3.2.1. Participant demographics

Refer to Table for a summary of the data. Analysis of all 31 participants showed that the attention-training and TAU groups did not differ at baseline on current age, age at time of injury, years of education or length of PTA; all p-values > .05. Time since injury was significantly different (F(1,30) = 4.746, p < .05), with the attention-training group having a longer time since injury compared to the TAU group. However, analysis of the 26 participants who completed the study found no differences on any demographics; all p-values > .05. The five participants who dropped out were also no different from the rest on any demographic; all p-values > .05.

Table 3. Participant demographics

3.2.2. Treatment outcome measures

Analysis of all 31 participants showed no significant differences between groups on the baseline attentional blink measures, Test of Everyday Attention, executive functioning (BRIEF-A) or quality of life (ComQol-I5); all p-values > .05. Baseline self-efficacy (GSES) was, however, significantly higher in the TAU group (F = 4.68, p < .05). However, analysis of the 26 participants who completed the study showed no differences between groups on any outcome measures; all p-values > .05. The five participants who dropped out had higher baseline ratings of emotional well-being (ComQol-I5 satisfaction with emotional wellbeing (p < .005) and weighted importance × satisfaction score; (p < .05) but were found to be no different from the participants who completed the programme on other Quality of Life factors and all other measures; all p-values > .05.

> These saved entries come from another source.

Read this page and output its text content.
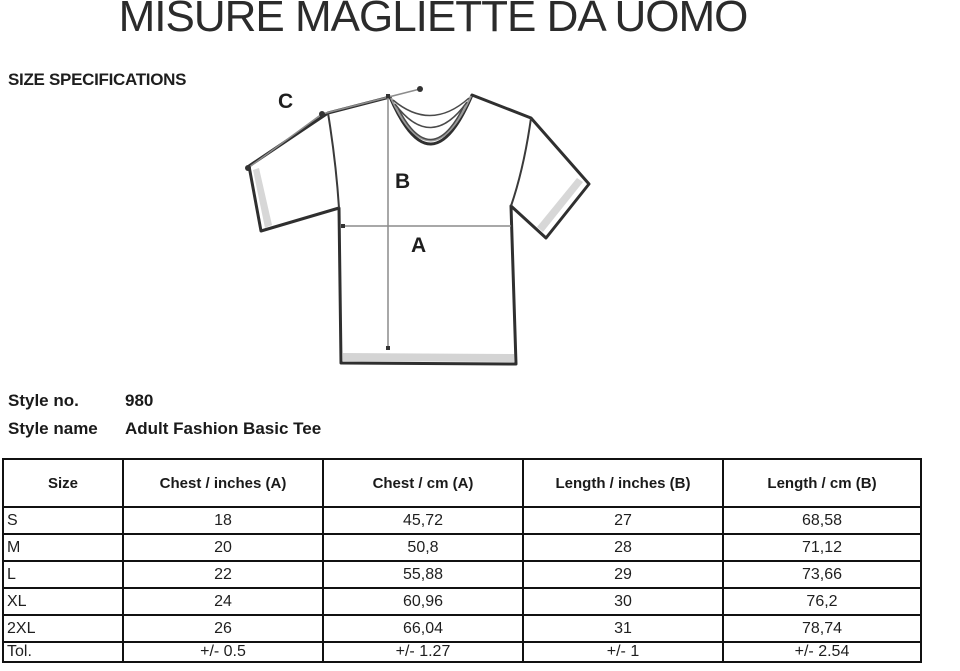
MISURE MAGLIETTE DA UOMO
SIZE SPECIFICATIONS
C
B
A
Style no.	980
Style name	Adult Fashion Basic Tee
Size	Chest / inches (A)	Chest / cm (A)	Length / inches (B)	Length / cm (B)
S	18	45,72	27	68,58
M	20	50,8	28	71,12
L	22	55,88	29	73,66
XL	24	60,96	30	76,2
2XL	26	66,04	31	78,74
Tol.	+/- 0.5	+/- 1.27	+/- 1	+/- 2.54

3.3. Pre- to post-treatment analyses

3.3.1. Game performance

As shown in Table , at the final session attention-training participants had significantly improved in their shooting accuracy (t = −4.896, p < .0005) and the number of deaths it took to complete a level (t = 8.271, p < .0005).

Table 4. Changes in game performance in the attention-training group following 8 weeks of training

3.3.2. Attentional blink

Twenty-three participants completed the attentional blink task at both assessments. Three participants were not included because they either refused to participate (n = 1) or discontinued the task prematurely (n = 2).

The mixed model ANOVA used a 2 × 2 × 8 (Pre-post by Group by Lag) design. Results showed a significant main effect of lag (F(7,15) = 10.463, p < .0005), such that detection of the black X, given correct report of the letter, improved as the lag between the letter and the X increased. Neither the main effect of Pre-post, (F(1,21) = 3.897, p = .062), nor the interaction of Pre-post by Group were statistically significant (F(1,21) = 1.90, p = .183). Although the two-way interaction was not significant, the pattern of data is suggestive of differential effects across groups. Given the relatively small sample size and the possible limitations of power, further exploratory analyses were performed by splitting the groups. In the separate 2 × 8 (Pre-post by Lag) analyses, the TAU group showed a significant main effect of Lag (F(7,4) = 6.061, p < .0005) and a non-significant effect of pre-post (F(1,10) = .129, p = .727). In contrast, the attention-training group showed significant main effects of Lag (F(7,5) = 4.577, p < .0005) and Pre-post (F(1,11) = 8.315, p < .05), such that performance, irrespective of Lag, was superior after attention-training.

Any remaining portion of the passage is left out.